A profissionalização do pescador artesanal pode ocorrer por dois motivos:
1) a princípio, é a forma de esse trabalhador se inserir no mercado de trabalho, visto
que é uma atividade que possui conhecimento prévio, pelo fato de ele ter aprendido
naturalmente durante a infância, os seus pais viveram da pesca e lhes deram condições de
sobrevivência. Então esse jovem pescador acredita que, por meio da pesca, será possível
realizar uma pequena poupança que lhe possibilitará ter uma casa, comprar um carro, comprar
uma pequena embarcação, casar e sustentar sua família;
36

2) trabalhar como pescador, muitas vezes, é a única possibilidade de emprego.


Cardoso (2001) afirma, por exemplo, que entre os “anos de 1996 e 1997 somente aqueles que
não possuíam outras fontes de rendimento lançavam-se na pesca”, pois, nesse período, os
pescadores artesanais sentiam dificuldades para manterem-se na pesca, já que, para o
pescador que não é o dono do barco há uma

exploração consentida da força de trabalho, uma vez que o tempo de trabalho


e o esforço empregado não traduzem uma remuneração fixa e sim variável,
de acordo com a produção do pescado e o preço descontado pelo
proprietário, os custos de amarração e os custos operacionais da embarcação
– ranchos, óleo e gelo(CARDOSO, 2001, p.53)
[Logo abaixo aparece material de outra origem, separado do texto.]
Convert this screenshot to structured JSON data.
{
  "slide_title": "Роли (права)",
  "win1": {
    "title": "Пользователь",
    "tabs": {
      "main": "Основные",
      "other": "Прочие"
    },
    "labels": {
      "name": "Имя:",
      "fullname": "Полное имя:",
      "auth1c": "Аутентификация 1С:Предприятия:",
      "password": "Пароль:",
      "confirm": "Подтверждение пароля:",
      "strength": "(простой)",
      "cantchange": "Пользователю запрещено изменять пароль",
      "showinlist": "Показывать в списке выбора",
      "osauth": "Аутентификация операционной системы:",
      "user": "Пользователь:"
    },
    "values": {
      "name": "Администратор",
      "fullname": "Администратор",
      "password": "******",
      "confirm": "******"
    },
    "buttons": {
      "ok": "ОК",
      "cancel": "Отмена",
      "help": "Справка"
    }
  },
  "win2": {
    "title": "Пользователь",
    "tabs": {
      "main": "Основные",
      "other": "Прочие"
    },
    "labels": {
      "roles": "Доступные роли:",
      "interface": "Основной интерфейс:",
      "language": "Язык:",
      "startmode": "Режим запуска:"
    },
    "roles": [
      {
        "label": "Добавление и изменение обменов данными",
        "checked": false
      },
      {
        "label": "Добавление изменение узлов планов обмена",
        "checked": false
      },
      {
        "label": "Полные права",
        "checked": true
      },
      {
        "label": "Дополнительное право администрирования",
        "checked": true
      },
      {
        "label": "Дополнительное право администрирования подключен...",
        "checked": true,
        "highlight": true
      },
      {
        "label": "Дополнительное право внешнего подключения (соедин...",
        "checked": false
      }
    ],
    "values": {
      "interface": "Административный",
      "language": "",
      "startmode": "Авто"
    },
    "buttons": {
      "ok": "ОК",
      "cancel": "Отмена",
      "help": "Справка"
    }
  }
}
O pescador vai para o mar e não sabe o quanto vai ganhar, uma vez que o seu ganho será
atribuído à extração que foi possível realizar, depois se retiram as despesas da viagem e o
pagamento será dividido de forma que o mestre da embarcação e o dono do barco ficam com
a maior parte.
O mestre da pesca pode ser definido como “um misto de conhecimento adquirido na
vida da pesca, com uma postura de responsabilidade e empenho no trato da embarcação e da
tripulação” (CARDOSO, 2001, p.61). O Mestre da pesca, é o que todos os pescadores
desejam ser um dia, pois os mestres são aqueles que possuem o conhecimento prático da
pesca, é conhecedor do mar mais do que qualquer outro que está na embarcação, além, claro,
de ter uma quarta-parte maior da produção do barco.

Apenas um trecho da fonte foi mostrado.